As described above, chitosan is naturally produced and has a highly reactive functional group such as an amino group or a hydroxyl group, so it has excellent malodorous component adsorption, formaldehyde adsorption, antibacterial activity, biodegradability, etc. Have nature. However, water-based paints that take advantage of these excellent functions have hardly been studied. This is because chitosan itself is insoluble in water and reacts with anionic emulsifiers and anionic additives often used in water-based paints in order to show polycationic properties in aqueous acid solutions. This is considered to be caused by aggregation. Therefore, the present inventors examined the case where a part of the amino group in the chitosan was quaternized alkylated quaternized chitosan. As a result, the quaternized chitosan showed water solubility, and the carbonyl group and the carboxyl group Has been found to be capable of forming a non-polluting coating film that acts as a crosslinking agent for a polymer containing benzene, is excellent in room temperature curability, and has a low environmental load. .
The present invention includes the following inventions.

〔式中、Ｒは低級アルキル基、Ｘ⁻はハロゲンイオンを表し、ｍ及びｎは正の整数を表す。〕 (1) A copolymer of a carbonyl group-containing unsaturated monomer and a carboxyl group-containing unsaturated monomer, and having an aqueous dispersion of a polymer resin having a glass transition temperature of -20 ° C to + 50 ° C A room temperature crosslinking aqueous synthetic resin dispersion composition obtained by adding quaternized chitosan represented by the following general formula as a crosslinking agent.

[Wherein, R represents a lower alkyl group, X ⁻ represents a halogen ion, and m and n represent a positive integer. ]

(2) The aqueous dispersion of the polymer resin is prepared by emulsion polymerization of a carbonyl group-containing unsaturated monomer and a carboxyl group-containing unsaturated monomer (1) A room-temperature-crosslinking aqueous synthetic resin dispersion composition described in the item.

(3) In addition to the carbonyl group-containing unsaturated monomer and the carboxyl group-containing unsaturated monomer, the aqueous dispersion of the polymer resin may contain other monomers that are copolymerizable with both monomer components. The room-temperature-crosslinking aqueous synthetic resin dispersion composition according to (1) or (2), wherein the composition is prepared by emulsion polymerization with a body.

(4) The quaternized chitosan is produced by reacting an alkyl halide with chitosan as a quaternizing agent in a solvent, any one of (1) to (3) Item 1. A room-temperature-crosslinking aqueous synthetic resin dispersion composition according to item 1.

(5) The room temperature cross-linking aqueous synthetic resin dispersion composition according to item (4), wherein the alkyl halide is an alkyl iodide.

(6) The quaternized chitosan is prepared by reacting an alkyl iodide with chitosan to prepare an iodine type quaternized chitosan having an iodine ion as a counter ion. Then, sodium chloride or sodium bromide is added to the resulting reaction solution. The chlorine ion or bromine ion added to replace the chlorine ion or bromine ion to obtain a chlorine-type quaternized chitosan or bromine-type quaternized chitosan as a counter ion. The room temperature cross-linking aqueous synthesis according to any one of (1) to (5), characterized in that it is a chlorinated quaternized chitosan or a bromine quaternized chitosan having a bromine ion as a counter ion Resin dispersion composition.

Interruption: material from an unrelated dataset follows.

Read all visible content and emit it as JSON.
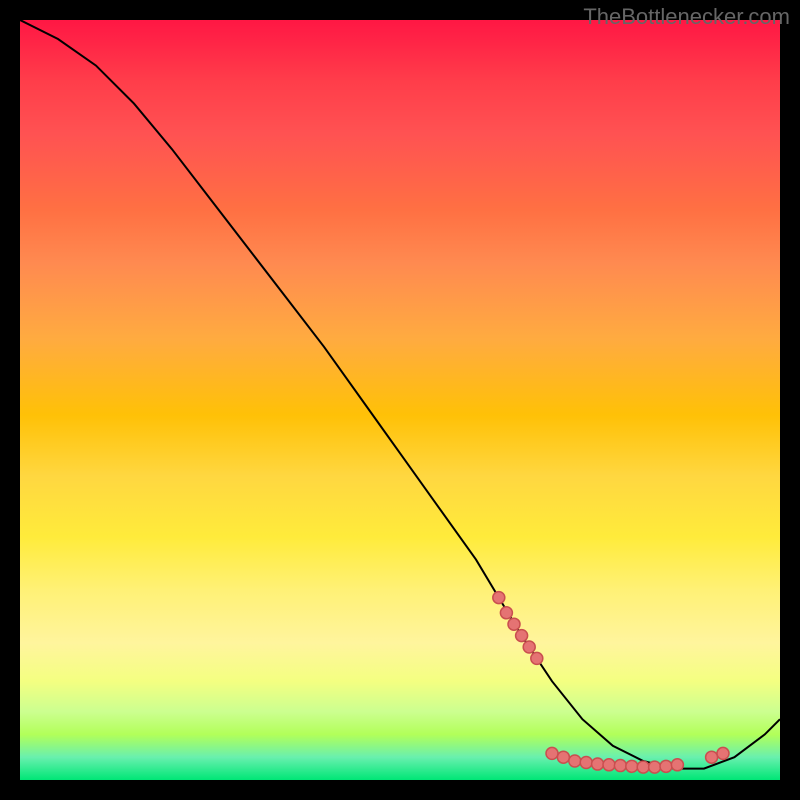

(7) A room-temperature-crosslinking water-based paint containing the room-temperature-crosslinking aqueous synthetic resin dispersion composition described in any one of (1) to (6).

  The room temperature cross-linking aqueous synthetic resin dispersion composition of the present invention forms a stable emulsion, so that a product excellent in storage stability can be prepared and a coating film excellent in stain resistance can be formed. In addition, since it is not toxic and has no environmental hygiene problems, it is suitable for applications such as coating compositions.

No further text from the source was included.